IN-SITU HIGH TEMPERATURE ULTRASONIC EVALUATION FOR CHARACTERIZATION OF FINE SCALE PRECIPITATION REACTIONS IN 8090 AL-LI ALLOY

Abstract

Tailoring of microstructure through precise control of thermo-mechanical treatment is essential to obtain the desired properties of 8090 Al–Li Alloy for aerospace applications. Non-destructive diagnosis of nano-scale pre-precipitation and precipitation events, which govern the mechanical behaviour of the alloy, can provide valuable support in controlling the thermal treatment for achieving the peak aged or any alternate desired microstructural state. On-line high temperature evaluation of ultrasonic velocity and attenuation measurements in a series of as-received, solution annealed and prior treated specimens has resulted in differentiating the various phase transitions.
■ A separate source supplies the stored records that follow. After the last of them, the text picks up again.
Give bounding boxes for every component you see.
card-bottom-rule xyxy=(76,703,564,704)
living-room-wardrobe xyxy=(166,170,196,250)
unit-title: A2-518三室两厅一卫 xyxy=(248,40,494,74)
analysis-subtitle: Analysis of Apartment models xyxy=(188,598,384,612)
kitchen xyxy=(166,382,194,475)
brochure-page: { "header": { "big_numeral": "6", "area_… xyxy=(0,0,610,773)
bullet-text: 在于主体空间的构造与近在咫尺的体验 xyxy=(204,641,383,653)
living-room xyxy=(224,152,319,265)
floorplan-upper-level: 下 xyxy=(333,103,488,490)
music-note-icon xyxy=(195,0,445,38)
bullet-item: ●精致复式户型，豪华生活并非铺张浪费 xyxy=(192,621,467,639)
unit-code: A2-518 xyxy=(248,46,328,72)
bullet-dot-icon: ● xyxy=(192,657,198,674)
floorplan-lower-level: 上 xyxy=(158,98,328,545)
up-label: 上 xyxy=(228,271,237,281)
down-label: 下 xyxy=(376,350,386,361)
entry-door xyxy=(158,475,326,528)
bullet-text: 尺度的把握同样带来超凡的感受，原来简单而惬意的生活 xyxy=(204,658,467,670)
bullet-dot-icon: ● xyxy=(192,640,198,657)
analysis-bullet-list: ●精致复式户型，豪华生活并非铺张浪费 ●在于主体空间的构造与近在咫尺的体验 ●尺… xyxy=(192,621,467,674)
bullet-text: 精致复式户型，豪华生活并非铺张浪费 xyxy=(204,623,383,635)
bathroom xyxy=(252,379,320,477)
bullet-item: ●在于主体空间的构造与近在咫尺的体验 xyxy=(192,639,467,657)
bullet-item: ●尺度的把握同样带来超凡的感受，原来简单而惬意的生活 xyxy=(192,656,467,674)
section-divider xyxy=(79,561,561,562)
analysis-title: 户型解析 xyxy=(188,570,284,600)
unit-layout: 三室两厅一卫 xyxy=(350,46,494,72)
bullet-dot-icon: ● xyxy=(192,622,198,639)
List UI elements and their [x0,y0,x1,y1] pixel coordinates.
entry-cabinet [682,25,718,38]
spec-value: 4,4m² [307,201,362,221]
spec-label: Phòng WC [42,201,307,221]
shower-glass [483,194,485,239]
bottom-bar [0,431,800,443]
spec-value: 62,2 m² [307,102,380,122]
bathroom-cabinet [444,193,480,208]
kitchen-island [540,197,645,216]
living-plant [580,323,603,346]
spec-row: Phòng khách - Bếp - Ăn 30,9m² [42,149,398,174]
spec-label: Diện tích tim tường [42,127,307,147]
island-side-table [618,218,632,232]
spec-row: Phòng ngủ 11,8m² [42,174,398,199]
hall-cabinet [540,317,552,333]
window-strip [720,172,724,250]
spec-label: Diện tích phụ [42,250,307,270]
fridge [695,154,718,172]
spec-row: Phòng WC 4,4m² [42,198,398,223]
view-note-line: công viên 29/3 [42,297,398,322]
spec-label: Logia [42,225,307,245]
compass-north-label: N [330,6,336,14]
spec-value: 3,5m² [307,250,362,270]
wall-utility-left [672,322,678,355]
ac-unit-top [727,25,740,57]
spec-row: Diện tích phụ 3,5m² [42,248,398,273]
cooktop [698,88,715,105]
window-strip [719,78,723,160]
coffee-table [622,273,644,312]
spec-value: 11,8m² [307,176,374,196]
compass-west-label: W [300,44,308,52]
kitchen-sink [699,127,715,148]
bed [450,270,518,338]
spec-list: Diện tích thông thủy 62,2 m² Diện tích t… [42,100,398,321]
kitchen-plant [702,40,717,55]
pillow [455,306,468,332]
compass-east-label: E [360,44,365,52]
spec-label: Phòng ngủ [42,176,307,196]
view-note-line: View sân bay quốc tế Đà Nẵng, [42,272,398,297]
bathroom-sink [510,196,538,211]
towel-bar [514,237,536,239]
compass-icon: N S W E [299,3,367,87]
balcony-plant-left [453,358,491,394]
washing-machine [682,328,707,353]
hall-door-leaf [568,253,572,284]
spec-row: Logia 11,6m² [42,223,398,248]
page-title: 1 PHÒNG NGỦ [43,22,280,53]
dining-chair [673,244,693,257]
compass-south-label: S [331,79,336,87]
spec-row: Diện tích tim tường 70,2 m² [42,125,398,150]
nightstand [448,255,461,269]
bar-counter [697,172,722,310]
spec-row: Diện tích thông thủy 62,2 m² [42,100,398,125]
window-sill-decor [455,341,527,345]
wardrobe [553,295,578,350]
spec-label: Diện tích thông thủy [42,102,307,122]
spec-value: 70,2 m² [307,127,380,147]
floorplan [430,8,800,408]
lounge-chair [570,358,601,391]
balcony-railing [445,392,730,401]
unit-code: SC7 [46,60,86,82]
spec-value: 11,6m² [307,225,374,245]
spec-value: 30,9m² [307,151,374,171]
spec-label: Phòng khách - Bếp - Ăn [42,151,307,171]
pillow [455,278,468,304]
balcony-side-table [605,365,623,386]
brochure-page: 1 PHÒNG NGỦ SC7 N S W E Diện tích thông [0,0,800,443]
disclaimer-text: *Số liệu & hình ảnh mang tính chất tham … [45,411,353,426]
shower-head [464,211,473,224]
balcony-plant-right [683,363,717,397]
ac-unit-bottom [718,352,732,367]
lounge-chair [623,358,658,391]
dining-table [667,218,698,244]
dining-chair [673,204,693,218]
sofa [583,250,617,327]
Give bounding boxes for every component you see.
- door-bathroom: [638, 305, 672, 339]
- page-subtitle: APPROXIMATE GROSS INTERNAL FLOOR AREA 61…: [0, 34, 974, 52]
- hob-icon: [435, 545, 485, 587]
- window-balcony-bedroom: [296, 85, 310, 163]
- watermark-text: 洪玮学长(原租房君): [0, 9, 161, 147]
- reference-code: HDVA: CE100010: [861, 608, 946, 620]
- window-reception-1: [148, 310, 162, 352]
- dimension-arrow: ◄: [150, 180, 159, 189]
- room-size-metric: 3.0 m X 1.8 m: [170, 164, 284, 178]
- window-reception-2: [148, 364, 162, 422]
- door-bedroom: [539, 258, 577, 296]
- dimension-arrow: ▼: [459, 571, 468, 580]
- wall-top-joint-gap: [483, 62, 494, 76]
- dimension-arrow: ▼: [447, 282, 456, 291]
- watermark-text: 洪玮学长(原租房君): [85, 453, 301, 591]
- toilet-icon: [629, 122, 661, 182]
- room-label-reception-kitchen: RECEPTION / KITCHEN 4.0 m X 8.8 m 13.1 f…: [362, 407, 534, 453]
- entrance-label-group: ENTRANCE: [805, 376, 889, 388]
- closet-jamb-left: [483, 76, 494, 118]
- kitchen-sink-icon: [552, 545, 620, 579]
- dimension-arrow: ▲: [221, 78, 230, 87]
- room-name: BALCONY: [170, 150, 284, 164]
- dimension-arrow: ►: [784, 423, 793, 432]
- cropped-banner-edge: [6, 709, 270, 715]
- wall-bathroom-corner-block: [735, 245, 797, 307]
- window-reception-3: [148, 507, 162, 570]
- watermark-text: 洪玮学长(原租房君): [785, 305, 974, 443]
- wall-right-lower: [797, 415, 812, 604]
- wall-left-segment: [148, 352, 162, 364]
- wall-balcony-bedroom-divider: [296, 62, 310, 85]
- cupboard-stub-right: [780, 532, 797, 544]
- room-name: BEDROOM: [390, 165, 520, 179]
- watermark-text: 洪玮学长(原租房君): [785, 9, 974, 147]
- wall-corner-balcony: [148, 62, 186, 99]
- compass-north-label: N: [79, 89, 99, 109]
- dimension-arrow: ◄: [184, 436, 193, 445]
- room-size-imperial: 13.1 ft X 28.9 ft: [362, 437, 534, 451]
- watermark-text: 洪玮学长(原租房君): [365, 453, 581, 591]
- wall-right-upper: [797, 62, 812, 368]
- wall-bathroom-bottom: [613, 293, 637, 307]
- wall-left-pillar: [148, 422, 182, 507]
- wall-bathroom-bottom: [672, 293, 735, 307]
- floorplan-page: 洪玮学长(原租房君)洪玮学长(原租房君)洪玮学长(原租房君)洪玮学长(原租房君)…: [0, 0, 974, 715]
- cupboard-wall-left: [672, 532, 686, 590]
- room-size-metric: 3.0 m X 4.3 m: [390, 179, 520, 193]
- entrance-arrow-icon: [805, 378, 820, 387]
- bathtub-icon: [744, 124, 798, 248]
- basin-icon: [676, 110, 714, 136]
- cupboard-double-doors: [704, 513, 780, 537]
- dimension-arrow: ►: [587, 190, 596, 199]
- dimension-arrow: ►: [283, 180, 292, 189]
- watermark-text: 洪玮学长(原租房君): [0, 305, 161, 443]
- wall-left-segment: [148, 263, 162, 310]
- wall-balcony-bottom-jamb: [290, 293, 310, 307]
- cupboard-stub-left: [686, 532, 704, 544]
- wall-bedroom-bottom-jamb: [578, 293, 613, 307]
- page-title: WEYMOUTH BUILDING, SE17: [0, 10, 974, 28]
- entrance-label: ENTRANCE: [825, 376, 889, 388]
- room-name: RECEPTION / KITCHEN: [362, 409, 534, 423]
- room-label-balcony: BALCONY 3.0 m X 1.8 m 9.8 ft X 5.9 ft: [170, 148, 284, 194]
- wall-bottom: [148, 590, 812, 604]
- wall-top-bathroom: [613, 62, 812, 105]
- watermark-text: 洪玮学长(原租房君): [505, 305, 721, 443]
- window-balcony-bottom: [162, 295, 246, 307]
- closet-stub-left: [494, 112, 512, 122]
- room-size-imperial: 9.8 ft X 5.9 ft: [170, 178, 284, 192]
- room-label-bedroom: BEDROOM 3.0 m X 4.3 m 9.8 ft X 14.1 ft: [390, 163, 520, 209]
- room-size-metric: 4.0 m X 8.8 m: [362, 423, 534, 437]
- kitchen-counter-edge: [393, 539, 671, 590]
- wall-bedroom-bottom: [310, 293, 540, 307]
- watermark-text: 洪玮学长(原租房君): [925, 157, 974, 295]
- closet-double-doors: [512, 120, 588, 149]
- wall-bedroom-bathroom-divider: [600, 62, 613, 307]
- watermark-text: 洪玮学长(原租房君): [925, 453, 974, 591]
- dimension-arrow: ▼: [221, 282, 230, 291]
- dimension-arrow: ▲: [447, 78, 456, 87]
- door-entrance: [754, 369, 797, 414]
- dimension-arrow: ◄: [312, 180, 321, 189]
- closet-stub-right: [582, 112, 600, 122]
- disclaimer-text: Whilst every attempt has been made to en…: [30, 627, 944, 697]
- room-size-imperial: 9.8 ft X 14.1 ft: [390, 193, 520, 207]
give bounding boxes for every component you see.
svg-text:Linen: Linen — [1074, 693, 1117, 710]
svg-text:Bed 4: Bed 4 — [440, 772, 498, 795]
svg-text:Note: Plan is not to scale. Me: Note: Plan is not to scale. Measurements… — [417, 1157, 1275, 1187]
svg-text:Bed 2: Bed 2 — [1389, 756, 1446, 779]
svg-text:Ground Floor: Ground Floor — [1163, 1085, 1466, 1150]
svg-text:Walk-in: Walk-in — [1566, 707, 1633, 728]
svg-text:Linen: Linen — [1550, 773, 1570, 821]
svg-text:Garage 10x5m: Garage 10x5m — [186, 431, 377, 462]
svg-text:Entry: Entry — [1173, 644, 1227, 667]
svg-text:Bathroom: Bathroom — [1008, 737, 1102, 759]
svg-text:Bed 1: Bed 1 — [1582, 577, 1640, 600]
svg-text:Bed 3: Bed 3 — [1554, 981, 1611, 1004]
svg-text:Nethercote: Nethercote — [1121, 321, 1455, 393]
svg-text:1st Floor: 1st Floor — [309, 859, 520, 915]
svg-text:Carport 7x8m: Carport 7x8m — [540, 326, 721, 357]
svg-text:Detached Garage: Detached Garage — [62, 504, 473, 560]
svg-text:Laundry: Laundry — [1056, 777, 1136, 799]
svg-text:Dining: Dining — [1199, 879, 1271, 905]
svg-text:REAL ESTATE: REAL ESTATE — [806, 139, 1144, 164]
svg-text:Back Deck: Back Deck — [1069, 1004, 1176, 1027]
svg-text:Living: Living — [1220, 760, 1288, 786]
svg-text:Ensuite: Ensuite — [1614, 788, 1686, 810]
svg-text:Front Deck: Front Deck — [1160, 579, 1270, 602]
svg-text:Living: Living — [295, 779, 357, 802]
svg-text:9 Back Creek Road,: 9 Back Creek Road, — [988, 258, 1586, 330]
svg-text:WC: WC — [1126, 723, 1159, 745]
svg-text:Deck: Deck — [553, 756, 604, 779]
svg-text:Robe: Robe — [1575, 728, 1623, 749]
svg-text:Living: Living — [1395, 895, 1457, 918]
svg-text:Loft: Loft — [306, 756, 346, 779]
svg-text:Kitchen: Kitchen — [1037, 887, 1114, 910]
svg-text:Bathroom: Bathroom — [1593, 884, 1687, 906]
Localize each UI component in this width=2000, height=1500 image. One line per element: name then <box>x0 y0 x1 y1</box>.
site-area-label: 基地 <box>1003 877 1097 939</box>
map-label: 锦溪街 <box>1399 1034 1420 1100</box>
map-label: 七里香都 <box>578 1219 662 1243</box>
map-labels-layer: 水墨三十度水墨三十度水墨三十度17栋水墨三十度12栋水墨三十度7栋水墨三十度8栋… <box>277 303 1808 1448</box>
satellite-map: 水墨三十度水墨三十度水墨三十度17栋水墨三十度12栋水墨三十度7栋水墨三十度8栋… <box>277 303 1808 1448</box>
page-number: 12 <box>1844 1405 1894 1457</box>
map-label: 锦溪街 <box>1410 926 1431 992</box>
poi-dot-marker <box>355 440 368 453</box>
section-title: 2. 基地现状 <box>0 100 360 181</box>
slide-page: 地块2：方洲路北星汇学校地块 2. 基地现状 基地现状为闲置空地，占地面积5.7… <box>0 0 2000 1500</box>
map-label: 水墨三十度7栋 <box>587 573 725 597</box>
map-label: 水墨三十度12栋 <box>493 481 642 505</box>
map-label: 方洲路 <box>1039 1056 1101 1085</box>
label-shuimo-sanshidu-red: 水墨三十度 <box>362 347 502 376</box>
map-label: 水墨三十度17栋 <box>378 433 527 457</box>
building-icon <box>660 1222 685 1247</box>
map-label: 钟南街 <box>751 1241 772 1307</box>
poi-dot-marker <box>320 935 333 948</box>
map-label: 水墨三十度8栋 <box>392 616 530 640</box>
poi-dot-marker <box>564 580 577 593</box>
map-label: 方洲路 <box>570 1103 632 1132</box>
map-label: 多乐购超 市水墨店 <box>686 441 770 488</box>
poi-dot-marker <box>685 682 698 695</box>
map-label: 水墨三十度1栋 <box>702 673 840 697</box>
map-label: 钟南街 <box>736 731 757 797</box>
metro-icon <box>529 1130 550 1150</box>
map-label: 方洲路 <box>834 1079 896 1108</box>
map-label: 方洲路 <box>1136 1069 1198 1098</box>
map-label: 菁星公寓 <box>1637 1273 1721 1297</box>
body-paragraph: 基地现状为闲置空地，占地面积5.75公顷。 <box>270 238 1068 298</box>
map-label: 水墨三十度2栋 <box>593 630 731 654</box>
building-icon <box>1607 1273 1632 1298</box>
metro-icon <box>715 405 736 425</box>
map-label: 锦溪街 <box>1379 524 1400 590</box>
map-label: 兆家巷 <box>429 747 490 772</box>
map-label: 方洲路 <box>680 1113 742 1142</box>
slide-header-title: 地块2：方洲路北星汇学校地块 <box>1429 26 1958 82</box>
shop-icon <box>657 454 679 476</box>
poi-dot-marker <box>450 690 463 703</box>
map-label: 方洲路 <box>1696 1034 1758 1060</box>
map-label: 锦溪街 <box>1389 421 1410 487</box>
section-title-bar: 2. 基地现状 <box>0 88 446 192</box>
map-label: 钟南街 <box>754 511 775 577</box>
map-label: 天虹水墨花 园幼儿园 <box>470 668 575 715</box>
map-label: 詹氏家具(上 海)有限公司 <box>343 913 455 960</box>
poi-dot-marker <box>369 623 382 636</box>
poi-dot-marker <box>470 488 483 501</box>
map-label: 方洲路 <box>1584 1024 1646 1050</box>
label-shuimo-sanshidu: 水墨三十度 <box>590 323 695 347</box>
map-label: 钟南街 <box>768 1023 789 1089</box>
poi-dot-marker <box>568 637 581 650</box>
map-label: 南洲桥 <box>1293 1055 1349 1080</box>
The local maximum transition temperatures at the selected heating rate for GP zone formation, precipitation of coherent δ′, dissolution of δ′ and precipitation of stable S′ and δ have been identified to be 368, 470, 532 and 590 K, respectively. It is suggested from this study that the first differential plots of the ultrasonic velocity could be a useful method to differentiate unambiguously all the fine scale precipitation reactions in 8090 Al–Li alloy. Young's modulus and shear modulus have been evaluated from the ultrasonic parameters and their effects on temperature and the microstructural state have been studied. SEM and microhardness results are found to correlate well with the phase transition behaviour observed by ultrasonic measurements.